Ukraine’s “Orange Revolution” was a series of political events and protests from late November 2004 to January 2005. It was the aftermath of the run-off vote of the Ukrainian presidential election in 2004. The election was said to be tarnished by electoral fraud, voter intimidation, and massive corruption. Ukraine’s capital city Kyiv became the focal point of the movement’s civil resistance campaign. Thousands upon thousands of protestors were present during the daily protests. The nationwide revolution was emphasized by sit-ins, serial acts of civil disobedience, and general strikes orchestrated by the opposition movement.
Reports from domestic and foreign election monitors about the run-off vote results between Viktor Yushchenko and Viktor Yanukovych being rigged by authorities in favor of Yanukovych combined with the widespread public’s perception were what prompted the protests.
The nationwide movement achieved its goals as the results of the original run-off got annulled. A revote was then ordered for 26 December 2004 by the country’s Supreme Court. The second run-off went through intense domestic and international scrutiny and was declared “free and fair.”

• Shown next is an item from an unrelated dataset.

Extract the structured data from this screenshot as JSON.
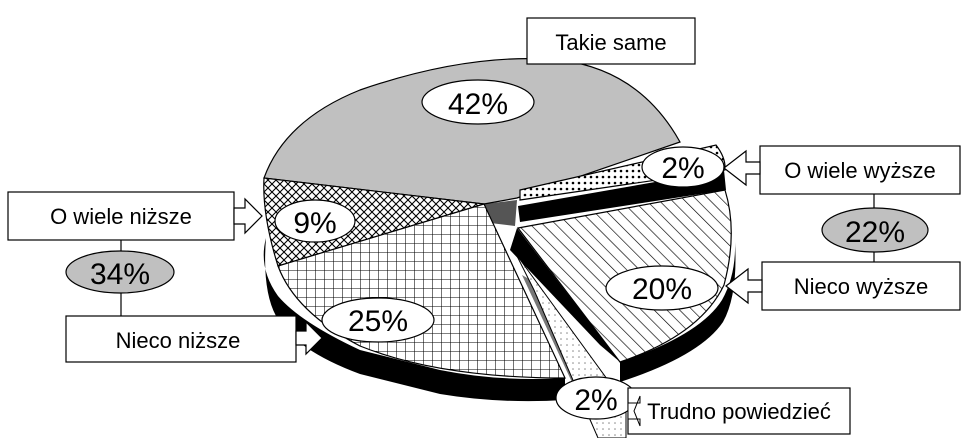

The final results clearly showed a victory for Yushchenko, receiving about 52% of the people’s votes than his opponent, who had 44%. Yushchenko was then declared as the official winner and was inaugurated on 23 January 2005 in Kyiv. After his inauguration, the Orange Revolution ended.
That was the summary of the whole Orange Revolution, but there’s actually more to it than just the people protesting for a corrupt election. Below is a more in-depth analysis of how the nationwide revolution came to be.
The Origin of the Orange Revolution: The Gongadze Assassination/ the Kuchmagate Crisis
In 2000, a Ukrainian journalist named Georgiy Gongadze, also the founder of Internet newspaper Ukrayinska Pravda (well known for publishing the country’s politicians’ unethical conduct and corruption), was kidnapped and murdered. Rumors suggested that the current Ukrainian President Kuchma ordered his murder, although no one accused him of personally doing it.
The journalist’s murder started a movement against President Kuchma in 2000, which was perceived to encourage the 2004 Orange Revolution. After finishing two terms of the presidency from 1994 to 2005, Kuchma, with his image forever ruined by the Cassette Scandal of 2000, decided not to run for another term in the 2004 presidential elections. Instead, he opted to support Prime Minister Viktor Yanukovych in his race in opposition to Viktor Yushchenko of the Our Ukraine–People’s Self-Defense Bloc.
What were the leading causes of the Orange Revolution?
During the 2004 presidential election, the Ukrainians became impatient while waiting for the country’s economic and political transformation. At that time, for an outburst from the public, the country’s state was considered an “ideal condition.” The electoral results were seen as fraudulent and considered as the nail in the coffin for the following events.
Factors enabling the Orange Revolution
Before the Orange Revolution, the Ukrainian regime that held the reigns paved the way for the emergence of a democratic society. The society is considered as a “hybrid regime” having been based on a “competitive authoritarian regime.” This allows for the market economy and democracy to come to fruition. The election fraud emphasized the citizens’ desire for a more pluralistic type of Ukrainian government.
After the Cassette Scandal, the public’s craving for creating a social reform movement was sparked. It undermined the Ukrainian citizens’ respect for Kuchma as a president, as well as their general respect for the elite ruling class. Due to his scandalous behavior, Kuchma lost a lot of his supporters in high-ranked government positions. A multitude of the government officials who were, at first, on his side went on to show full support to the opposition side’s election campaign as well as his ideas in general.
With the crystal clear lack of faith in the government ingrained in the minds of the Ukrainian population, the role of Yushchenko in the revolution became even more important. The presidential candidate was a charismatic one and didn’t show any signs of being a corrupt politician. He was on the same page as the people who support him. Like his constituents, Yuschenko presented his ideas in a “non-Soviet” way.
The Ukrainian youth voters had important roles in the 2004 Presidential outcome. The new age of voters had totally different views on the main figures in Ukraine. These younger people were actually exposed to Kuchmagate and a lot of his negativity which is why they had some distorted visions of Kuchma and his capability of leading their country.
The massive presence of the youth who participated in the protests showed an increase in the development of the sense of nationalism in Ukraine. What happened during the Orange Revolution had created a huge enough impact that even made people of all ages interested.